Protagonist Emmett (Chris Pratt) is a Lego man living in a Lego city, ruled by President/Lord Business (Will Ferrell) in a very 1984-style conformity regime. He is insufferably happy and excitable, until he accidentally uncovers “the piece of resistance”, and is sucked into a prophecy to stop Lord Business unleashing a superweapon called “The Kragle”. Emmett is aided by an underground community of master-builders including Wyldstyle (Elizabeth Banks), Vitruvius (Morgan Freeman), Batman (Will Arnett), and a host of others.
Two important points to make: firstly, this is funny. Very funny. The jokes are witty and referential, the characters entertaining, and the voice actors are clearly having an absolute ball. It all works together, including (especially) the irritatingly ear-wormy bubblegum pop song “Everything is Awesome“.
Secondly, it knows its audience. And it’s not who you think.
The Lego Movie is a kids film, but in the proud heritage of such films as Toy Story, it isn’t just for kids; it’s for anyone who has ever been a kid.

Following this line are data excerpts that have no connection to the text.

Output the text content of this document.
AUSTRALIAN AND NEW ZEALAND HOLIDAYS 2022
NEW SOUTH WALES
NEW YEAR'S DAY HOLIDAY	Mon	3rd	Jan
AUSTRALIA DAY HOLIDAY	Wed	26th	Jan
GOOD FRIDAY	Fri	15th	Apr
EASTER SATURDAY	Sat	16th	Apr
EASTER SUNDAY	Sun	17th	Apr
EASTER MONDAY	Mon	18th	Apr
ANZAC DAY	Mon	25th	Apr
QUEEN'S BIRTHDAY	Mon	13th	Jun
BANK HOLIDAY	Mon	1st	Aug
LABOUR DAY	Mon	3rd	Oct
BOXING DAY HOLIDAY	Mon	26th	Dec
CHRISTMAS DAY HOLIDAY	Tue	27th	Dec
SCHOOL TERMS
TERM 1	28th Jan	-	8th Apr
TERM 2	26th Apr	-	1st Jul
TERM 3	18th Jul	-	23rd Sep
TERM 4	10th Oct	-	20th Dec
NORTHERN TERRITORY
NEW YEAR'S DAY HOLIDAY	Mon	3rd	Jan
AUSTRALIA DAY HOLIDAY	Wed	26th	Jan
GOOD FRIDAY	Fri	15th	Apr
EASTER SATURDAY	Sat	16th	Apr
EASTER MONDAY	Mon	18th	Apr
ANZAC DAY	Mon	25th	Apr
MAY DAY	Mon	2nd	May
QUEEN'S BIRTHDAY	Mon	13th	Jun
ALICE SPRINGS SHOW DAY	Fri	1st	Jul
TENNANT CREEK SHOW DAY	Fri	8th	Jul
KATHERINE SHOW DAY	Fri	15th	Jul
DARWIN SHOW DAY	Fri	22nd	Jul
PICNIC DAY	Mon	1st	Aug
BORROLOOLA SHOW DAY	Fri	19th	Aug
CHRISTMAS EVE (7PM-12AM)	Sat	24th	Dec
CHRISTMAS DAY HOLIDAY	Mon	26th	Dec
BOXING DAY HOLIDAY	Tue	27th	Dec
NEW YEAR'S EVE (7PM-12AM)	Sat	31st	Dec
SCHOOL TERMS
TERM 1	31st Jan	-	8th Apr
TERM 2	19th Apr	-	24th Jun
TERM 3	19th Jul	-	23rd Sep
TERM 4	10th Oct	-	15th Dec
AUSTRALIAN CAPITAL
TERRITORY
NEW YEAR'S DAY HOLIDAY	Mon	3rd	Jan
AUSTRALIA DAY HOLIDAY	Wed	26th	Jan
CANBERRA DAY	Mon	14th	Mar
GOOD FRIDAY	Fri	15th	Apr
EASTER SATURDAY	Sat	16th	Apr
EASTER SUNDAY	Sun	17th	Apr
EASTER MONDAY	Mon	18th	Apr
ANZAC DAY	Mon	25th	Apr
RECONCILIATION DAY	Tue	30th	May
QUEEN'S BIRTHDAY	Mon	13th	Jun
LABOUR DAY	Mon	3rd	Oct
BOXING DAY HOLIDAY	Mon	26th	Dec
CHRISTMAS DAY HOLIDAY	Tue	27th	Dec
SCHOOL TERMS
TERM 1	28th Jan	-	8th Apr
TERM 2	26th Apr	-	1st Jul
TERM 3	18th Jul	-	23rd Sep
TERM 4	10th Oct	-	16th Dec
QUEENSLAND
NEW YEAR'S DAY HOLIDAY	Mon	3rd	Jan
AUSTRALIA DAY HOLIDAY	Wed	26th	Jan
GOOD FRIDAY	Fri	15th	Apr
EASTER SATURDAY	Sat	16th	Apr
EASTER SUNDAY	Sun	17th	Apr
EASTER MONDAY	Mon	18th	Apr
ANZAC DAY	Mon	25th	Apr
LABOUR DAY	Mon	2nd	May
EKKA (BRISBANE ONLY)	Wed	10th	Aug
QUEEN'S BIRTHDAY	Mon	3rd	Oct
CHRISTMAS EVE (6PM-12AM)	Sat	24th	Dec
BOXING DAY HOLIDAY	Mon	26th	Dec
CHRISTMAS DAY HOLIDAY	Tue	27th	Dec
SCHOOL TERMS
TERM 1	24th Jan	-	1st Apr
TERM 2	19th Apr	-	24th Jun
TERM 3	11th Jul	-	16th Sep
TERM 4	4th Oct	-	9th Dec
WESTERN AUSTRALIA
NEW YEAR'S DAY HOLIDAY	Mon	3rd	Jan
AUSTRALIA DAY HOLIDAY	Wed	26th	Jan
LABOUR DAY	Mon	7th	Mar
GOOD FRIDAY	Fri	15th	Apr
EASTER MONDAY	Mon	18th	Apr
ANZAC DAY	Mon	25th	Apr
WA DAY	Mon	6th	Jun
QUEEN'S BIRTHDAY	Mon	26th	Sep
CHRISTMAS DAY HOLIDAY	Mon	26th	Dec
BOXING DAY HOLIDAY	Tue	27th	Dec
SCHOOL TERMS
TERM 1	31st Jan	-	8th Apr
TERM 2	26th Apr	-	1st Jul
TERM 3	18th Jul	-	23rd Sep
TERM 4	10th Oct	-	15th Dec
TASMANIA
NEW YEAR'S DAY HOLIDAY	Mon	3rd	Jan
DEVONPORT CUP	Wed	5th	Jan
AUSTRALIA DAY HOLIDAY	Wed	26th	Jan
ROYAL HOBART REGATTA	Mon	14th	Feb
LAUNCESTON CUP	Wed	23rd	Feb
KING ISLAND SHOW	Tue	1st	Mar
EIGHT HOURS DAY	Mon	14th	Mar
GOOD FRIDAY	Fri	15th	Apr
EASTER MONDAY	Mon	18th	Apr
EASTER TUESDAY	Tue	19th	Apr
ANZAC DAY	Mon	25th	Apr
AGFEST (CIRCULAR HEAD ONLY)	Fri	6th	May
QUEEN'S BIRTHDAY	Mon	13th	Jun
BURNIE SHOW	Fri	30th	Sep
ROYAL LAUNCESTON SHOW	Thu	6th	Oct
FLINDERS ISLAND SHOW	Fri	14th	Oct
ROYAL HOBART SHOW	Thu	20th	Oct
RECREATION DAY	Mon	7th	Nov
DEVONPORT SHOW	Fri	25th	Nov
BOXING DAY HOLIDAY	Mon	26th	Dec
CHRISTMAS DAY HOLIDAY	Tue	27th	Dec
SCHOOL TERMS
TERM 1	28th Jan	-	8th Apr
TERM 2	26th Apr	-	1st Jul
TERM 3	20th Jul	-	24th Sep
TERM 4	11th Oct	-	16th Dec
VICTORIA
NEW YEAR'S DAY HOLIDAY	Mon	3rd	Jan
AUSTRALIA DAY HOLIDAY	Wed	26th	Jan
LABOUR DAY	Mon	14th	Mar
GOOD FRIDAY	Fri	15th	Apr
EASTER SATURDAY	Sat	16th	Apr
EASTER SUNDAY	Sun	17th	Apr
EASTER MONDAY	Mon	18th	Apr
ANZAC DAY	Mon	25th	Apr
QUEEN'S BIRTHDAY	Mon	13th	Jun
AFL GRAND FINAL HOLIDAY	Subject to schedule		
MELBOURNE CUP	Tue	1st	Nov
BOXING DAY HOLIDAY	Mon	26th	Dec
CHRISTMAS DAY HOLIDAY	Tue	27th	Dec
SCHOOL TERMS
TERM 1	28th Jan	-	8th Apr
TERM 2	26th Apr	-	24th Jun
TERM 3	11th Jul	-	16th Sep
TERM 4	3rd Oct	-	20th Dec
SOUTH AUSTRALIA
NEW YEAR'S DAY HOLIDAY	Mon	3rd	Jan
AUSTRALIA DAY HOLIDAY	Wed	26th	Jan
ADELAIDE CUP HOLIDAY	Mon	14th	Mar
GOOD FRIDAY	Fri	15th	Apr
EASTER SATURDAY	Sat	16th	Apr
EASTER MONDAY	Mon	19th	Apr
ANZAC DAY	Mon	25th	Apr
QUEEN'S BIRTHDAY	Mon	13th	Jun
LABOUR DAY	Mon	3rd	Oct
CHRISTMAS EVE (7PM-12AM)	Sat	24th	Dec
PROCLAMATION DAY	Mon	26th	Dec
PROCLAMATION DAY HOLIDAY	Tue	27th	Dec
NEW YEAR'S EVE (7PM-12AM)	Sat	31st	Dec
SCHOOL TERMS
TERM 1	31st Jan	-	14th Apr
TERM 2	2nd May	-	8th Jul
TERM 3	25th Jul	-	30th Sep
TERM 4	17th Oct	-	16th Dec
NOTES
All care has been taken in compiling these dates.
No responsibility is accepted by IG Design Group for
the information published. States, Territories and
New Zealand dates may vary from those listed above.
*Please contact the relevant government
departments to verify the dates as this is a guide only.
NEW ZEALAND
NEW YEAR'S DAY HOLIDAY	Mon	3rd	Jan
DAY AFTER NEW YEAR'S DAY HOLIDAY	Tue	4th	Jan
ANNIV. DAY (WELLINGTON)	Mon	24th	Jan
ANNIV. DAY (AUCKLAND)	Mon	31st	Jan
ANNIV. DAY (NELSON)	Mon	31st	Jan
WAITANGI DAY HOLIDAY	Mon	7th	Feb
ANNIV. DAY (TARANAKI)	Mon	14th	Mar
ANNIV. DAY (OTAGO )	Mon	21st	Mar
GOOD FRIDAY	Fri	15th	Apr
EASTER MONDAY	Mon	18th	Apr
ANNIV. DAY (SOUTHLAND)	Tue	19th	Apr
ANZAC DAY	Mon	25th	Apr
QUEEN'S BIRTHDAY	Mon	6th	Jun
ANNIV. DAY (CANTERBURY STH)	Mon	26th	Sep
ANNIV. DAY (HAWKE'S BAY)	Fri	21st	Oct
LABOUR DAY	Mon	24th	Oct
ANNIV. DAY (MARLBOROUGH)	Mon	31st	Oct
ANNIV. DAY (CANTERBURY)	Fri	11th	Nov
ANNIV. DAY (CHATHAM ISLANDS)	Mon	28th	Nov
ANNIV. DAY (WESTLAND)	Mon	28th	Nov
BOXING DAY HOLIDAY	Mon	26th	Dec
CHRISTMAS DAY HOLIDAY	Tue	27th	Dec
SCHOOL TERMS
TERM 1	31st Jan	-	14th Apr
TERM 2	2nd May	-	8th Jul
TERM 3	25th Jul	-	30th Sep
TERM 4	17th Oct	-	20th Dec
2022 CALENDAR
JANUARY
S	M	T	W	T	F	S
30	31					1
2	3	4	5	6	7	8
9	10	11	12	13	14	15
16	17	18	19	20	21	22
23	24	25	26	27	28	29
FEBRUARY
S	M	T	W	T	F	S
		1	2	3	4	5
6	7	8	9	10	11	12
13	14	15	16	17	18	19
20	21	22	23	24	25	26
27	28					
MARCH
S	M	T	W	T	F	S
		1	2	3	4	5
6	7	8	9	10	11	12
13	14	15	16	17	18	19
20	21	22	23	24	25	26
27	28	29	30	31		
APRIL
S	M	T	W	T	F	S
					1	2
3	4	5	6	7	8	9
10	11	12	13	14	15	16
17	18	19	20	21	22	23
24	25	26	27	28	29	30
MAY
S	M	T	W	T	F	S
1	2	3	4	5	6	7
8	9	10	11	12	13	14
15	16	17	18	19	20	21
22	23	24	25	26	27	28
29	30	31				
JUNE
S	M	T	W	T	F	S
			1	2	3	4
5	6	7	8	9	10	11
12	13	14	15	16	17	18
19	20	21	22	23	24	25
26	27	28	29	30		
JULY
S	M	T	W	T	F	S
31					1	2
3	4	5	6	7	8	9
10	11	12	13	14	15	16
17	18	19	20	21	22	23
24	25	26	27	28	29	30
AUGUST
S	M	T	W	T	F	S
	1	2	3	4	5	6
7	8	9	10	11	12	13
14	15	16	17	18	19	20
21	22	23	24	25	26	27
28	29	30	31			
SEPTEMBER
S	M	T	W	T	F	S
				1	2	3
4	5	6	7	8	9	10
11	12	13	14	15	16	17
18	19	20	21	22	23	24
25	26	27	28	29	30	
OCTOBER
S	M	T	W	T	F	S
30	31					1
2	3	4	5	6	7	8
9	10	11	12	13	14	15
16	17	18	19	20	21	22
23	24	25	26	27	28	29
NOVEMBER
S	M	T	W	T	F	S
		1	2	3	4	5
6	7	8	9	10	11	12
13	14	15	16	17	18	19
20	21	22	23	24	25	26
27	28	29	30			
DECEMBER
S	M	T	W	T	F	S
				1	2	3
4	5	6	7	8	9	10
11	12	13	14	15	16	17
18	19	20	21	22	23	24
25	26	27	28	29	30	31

There are of course jokes which will go over the heads of younger viewers, but it is deeper than that. The core message is timeless and ageless, and I really did feel that the twist was outstanding.
Recall, for a moment, the garish extended Google advert which was The Internship. It was bilge — and I say this as a determined Google fan. Part of its problem was Owen Wilson and Vince Vaughn, but a bigger part was how shamelessly it toed the Google party-line. It thought Google was uncompromisingly brilliant, and it wasn’t letting you leave until it was sure you know it.
The Lego Movie carries none of that with it. Part of it is the lack of Wilson and Vaughn (I’m being facetious, but the excellent casting was definitely a key point in favour). But it also had an anarchic, chaotic, do-and-be-damned attitude, which is exactly what I remember about my own Lego days. Instructions are fine, but I’m building what I want. It’s clearly the directors’ approach to making the film, and it really does benefit for it.
Go in sneering, but I guarantee that if you ever played with Lego you’ll come out grinning. What should have been a self-righteous flop has come out somehow as a heart-warming, endearing, and bloody fun feature. Like I said; better than it has any right to be.
And with that, I’m off to find my bucket of Lego. The damned 100 minute advert worked.